There are 2 main keys to parent in a more integrated way:
1) make sure you look after yourself
2) make sure that you treat your child as the individual person that they are, because we all have 4 people within ourselves.
Th 4 people develop in the imprint period of the child's life, so between three to seven years of age. But that doesn't mean that it's strictly within the ages of three to seven, it could be 18 months to 10 years old. There's a bit of a sliding scale as far as the imprint period.
If you're a parent, you know this, there's no perfect parenting and you can't be a perfect parent, like it's just not ever going to happen, you can be a great parent, you can be a supportive parent, you can appreciate your child as the person that they are and encourage them to be their own, you know, their own person, but our children's personality develops depending on what imprint they get about themselves in that specific period of time.
If you have a child that is growing up in a loving household with great communication and a lot of external activities, the person is likely to be extroverted and a good communicator, like a feeler type.

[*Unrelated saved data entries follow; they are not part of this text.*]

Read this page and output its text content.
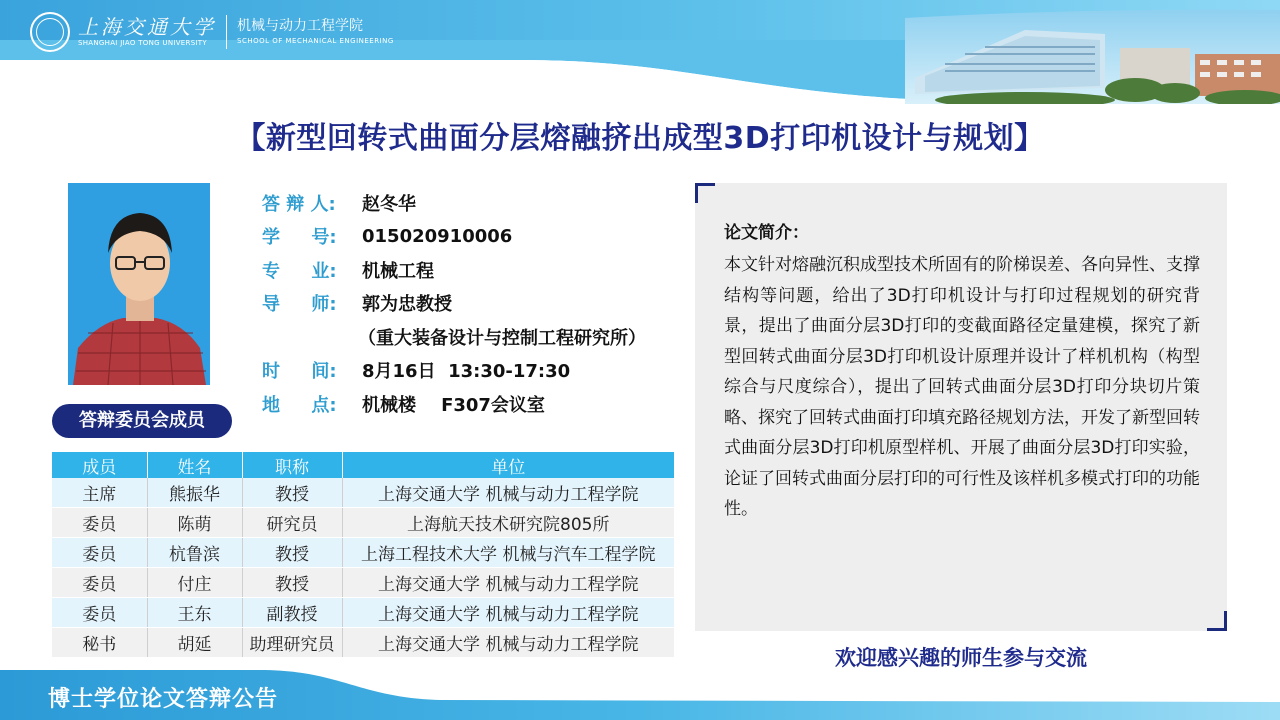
上海交通大学
SHANGHAI JIAO TONG UNIVERSITY
机械与动力工程学院
SCHOOL OF MECHANICAL ENGINEERING
【新型回转式曲面分层熔融挤出成型3D打印机设计与规划】
答 辩 人:	赵冬华
学     号:	015020910006
专     业:	机械工程
导     师:	郭为忠教授
（重大装备设计与控制工程研究所）
时     间:	8月16日  13:30-17:30
地     点:	机械楼    F307会议室
答辩委员会成员
成员	姓名	职称	单位
主席	熊振华	教授	上海交通大学 机械与动力工程学院
委员	陈萌	研究员	上海航天技术研究院805所
委员	杭鲁滨	教授	上海工程技术大学 机械与汽车工程学院
委员	付庄	教授	上海交通大学 机械与动力工程学院
委员	王东	副教授	上海交通大学 机械与动力工程学院
秘书	胡延	助理研究员	上海交通大学 机械与动力工程学院
论文简介：
本文针对熔融沉积成型技术所固有的阶梯误差、各向异性、支撑结构等问题，给出了3D打印机设计与打印过程规划的研究背景，提出了曲面分层3D打印的变截面路径定量建模，探究了新型回转式曲面分层3D打印机设计原理并设计了样机机构（构型综合与尺度综合），提出了回转式曲面分层3D打印分块切片策略、探究了回转式曲面打印填充路径规划方法，开发了新型回转式曲面分层3D打印机原型样机、开展了曲面分层3D打印实验，论证了回转式曲面分层打印的可行性及该样机多模式打印的功能性。
欢迎感兴趣的师生参与交流
博士学位论文答辩公告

But if the child is growing up in an environment where they have to really look after themselves a lot or they might be left alone a lot. They might feel like they need to understand something in order to feel safe, like they try to figure stuff out real quick to try and keep everything safe. So if a child is growing up in a disrupted environment, then they will turn out that way. So they might turn out to be an introvert. I'm not saying every person who comes from a disrupted space is an introvert, I'm just saying that's a likely outcome.
What affects our lives when we're growing up is what makes our personality type. I remember one person who is INFJ and she had a very traumatic childhood. And they did personality testing with her children as well. And one of the sons turned out to be INFJ as well. And the mother first was like, “How wonderful we are the same type!” Then “Oh my gosh, it means that I've really ruined my child.” But that’s not true, you can become an INFJ, even from a good family and from a good environment. It’s not that cut and dried.
Your patterns as a parent will affect your children if you're not conscious of your patterns. The best thing that you can parent in an integrated in a more integrated way is to do your own integration work. Be the person that influences the child to embrace themselves, because you're embracing yourself. Be the parent that inspires the child, through example, to meet their own needs, because you're meeting your own needs.